The marsh pond is covered with a frosty blanket of ice, as if to tuck in those who sleep at the bottom. The autumn colors of the marsh grass is fading fast and soon will be laid to rest by a blanket of new snow. The weather man on the radio said, four to seven inches of snow tonight. Up until now, we’ve barely gotten a trace, but now I’d better have the shovel and broom handy. It’s not the snow I mind so much as the cold that follows, but next week is the week that it always gets cold enough to freeze the ground—ten degrees and colder. Here, that always happens near the tenth of December.
Cold weather means more work, ask any farmer. For me, it means more trips to the woodpile and more water to carry from the spring to the woodstove. It takes a little more work to stay warm when the hard cold comes, but the old wood stove is so comfy.

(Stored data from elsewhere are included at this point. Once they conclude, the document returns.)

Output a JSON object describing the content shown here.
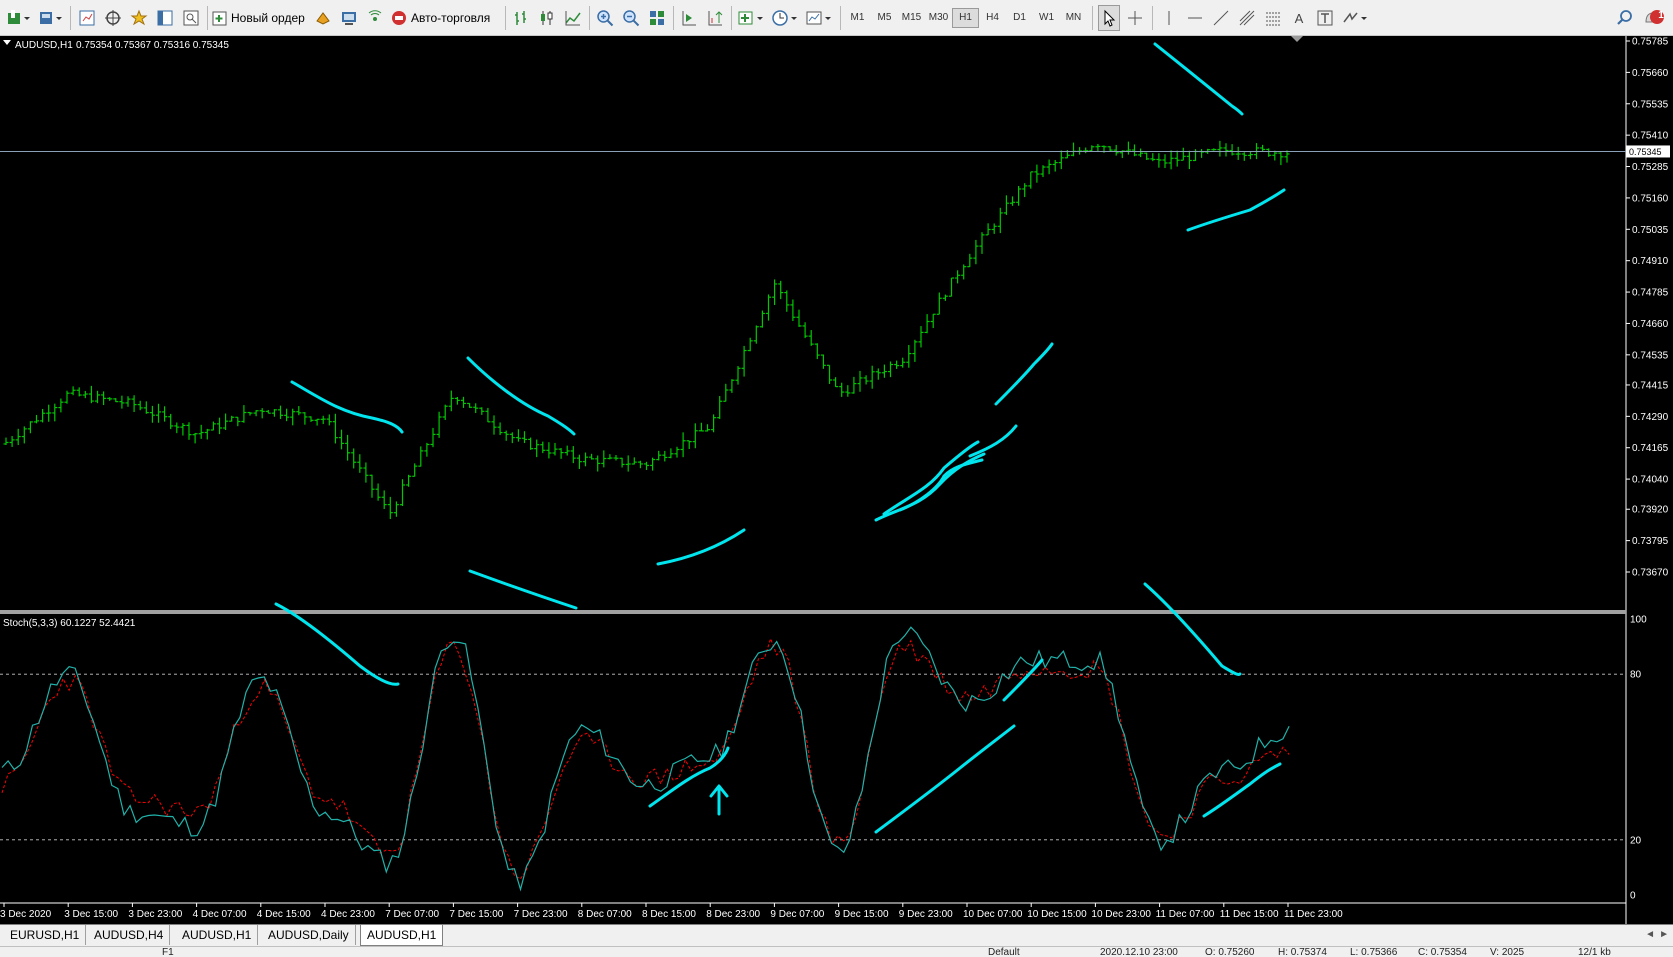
{
  "toolbar": {
    "new_order_label": "Новый ордер",
    "autotrading_label": "Авто-торговля",
    "timeframes": [
      "M1",
      "M5",
      "M15",
      "M30",
      "H1",
      "H4",
      "D1",
      "W1",
      "MN"
    ],
    "active_timeframe": "H1",
    "icons": [
      "new-chart-icon",
      "profiles-icon",
      "market-watch-icon",
      "navigator-icon",
      "favorites-icon",
      "data-window-icon",
      "terminal-icon",
      "tester-icon",
      "new-order-icon",
      "metaeditor-icon",
      "signals-icon",
      "autotrading-icon",
      "bar-chart-icon",
      "candles-icon",
      "line-chart-icon",
      "zoom-in-icon",
      "zoom-out-icon",
      "tile-windows-icon",
      "chart-shift-icon",
      "autoscroll-icon",
      "indicators-icon",
      "periods-icon",
      "templates-icon",
      "cursor-icon",
      "crosshair-icon",
      "vertical-line-icon",
      "horizontal-line-icon",
      "trendline-icon",
      "equidistant-channel-icon",
      "fibonacci-icon",
      "text-icon",
      "text-label-icon",
      "arrows-icon",
      "search-icon",
      "notification-icon"
    ],
    "notification_count": "1"
  },
  "chart": {
    "symbol_label": "AUDUSD,H1",
    "ohlc_text": "0.75354 0.75367 0.75316 0.75345",
    "current_price": "0.75345",
    "price_ticks": [
      "0.75785",
      "0.75660",
      "0.75535",
      "0.75410",
      "0.75285",
      "0.75160",
      "0.75035",
      "0.74910",
      "0.74785",
      "0.74660",
      "0.74535",
      "0.74415",
      "0.74290",
      "0.74165",
      "0.74040",
      "0.73920",
      "0.73795",
      "0.73670"
    ],
    "time_labels": [
      "3 Dec 2020",
      "3 Dec 15:00",
      "3 Dec 23:00",
      "4 Dec 07:00",
      "4 Dec 15:00",
      "4 Dec 23:00",
      "7 Dec 07:00",
      "7 Dec 15:00",
      "7 Dec 23:00",
      "8 Dec 07:00",
      "8 Dec 15:00",
      "8 Dec 23:00",
      "9 Dec 07:00",
      "9 Dec 15:00",
      "9 Dec 23:00",
      "10 Dec 07:00",
      "10 Dec 15:00",
      "10 Dec 23:00",
      "11 Dec 07:00",
      "11 Dec 15:00",
      "11 Dec 23:00"
    ],
    "bar_color": "#00c800",
    "drawing_color": "#00e5ee",
    "grid_color": "#c8c8c8"
  },
  "indicator": {
    "label": "Stoch(5,3,3) 60.1227 52.4421",
    "levels": [
      "100",
      "80",
      "20",
      "0"
    ],
    "main_color": "#20b2aa",
    "signal_color": "#ff0000"
  },
  "chart_data": {
    "type": "bar",
    "symbol": "AUDUSD",
    "timeframe": "H1",
    "ylim": [
      0.7367,
      0.758
    ],
    "x": [
      "3 Dec 2020",
      "3 Dec 15:00",
      "3 Dec 23:00",
      "4 Dec 07:00",
      "4 Dec 15:00",
      "4 Dec 23:00",
      "7 Dec 07:00",
      "7 Dec 15:00",
      "7 Dec 23:00",
      "8 Dec 07:00",
      "8 Dec 15:00",
      "8 Dec 23:00",
      "9 Dec 07:00",
      "9 Dec 15:00",
      "9 Dec 23:00",
      "10 Dec 07:00",
      "10 Dec 15:00",
      "10 Dec 23:00",
      "11 Dec 07:00",
      "11 Dec 15:00",
      "11 Dec 23:00"
    ],
    "close": [
      0.7418,
      0.7438,
      0.7434,
      0.7422,
      0.7432,
      0.7428,
      0.739,
      0.7438,
      0.7419,
      0.7412,
      0.741,
      0.7425,
      0.7482,
      0.7438,
      0.7452,
      0.7492,
      0.7525,
      0.7538,
      0.753,
      0.7535,
      0.7534
    ],
    "stochastic": {
      "main": [
        45,
        80,
        30,
        25,
        78,
        30,
        12,
        95,
        5,
        60,
        40,
        50,
        92,
        15,
        95,
        70,
        85,
        85,
        20,
        45,
        60
      ],
      "signal": [
        40,
        78,
        35,
        30,
        75,
        35,
        15,
        90,
        8,
        55,
        42,
        48,
        90,
        18,
        90,
        72,
        83,
        82,
        22,
        42,
        52
      ],
      "levels": [
        20,
        80
      ],
      "ylim": [
        0,
        100
      ]
    }
  },
  "tabs": [
    "EURUSD,H1",
    "AUDUSD,H4",
    "AUDUSD,H1",
    "AUDUSD,Daily",
    "AUDUSD,H1"
  ],
  "active_tab": "AUDUSD,H1",
  "status": {
    "help": "F1",
    "profile": "Default",
    "datetime": "2020.12.10 23:00",
    "open": "O: 0.75260",
    "high": "H: 0.75374",
    "low": "L: 0.75366",
    "close": "C: 0.75354",
    "volume": "V: 2025",
    "traffic": "12/1 kb"
  }
}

Snow on the ground means the wild birds will be busy at the bird feeders, especially when the hard cold comes. This is a good time to train the chickadees to eat out of your hand. Sitting still with some sunflower seeds in the palm of your hand may be a cold job but well worth it when they start coming. It’s important not to put any other seed out. All they want is the seed in your hand. Be patient. It only takes one chickadee to come to your hand and the others will follow. After a few days, it seems, at times, they all come at once.
I’ll be looking forward to my morning walk in the new snow and the crispy cold air on my face. It makes me feel alive in the face of nature. It wakens my senses the same way as a walk in the rain does. It’s the feeling I get from Mother Nature’s touch.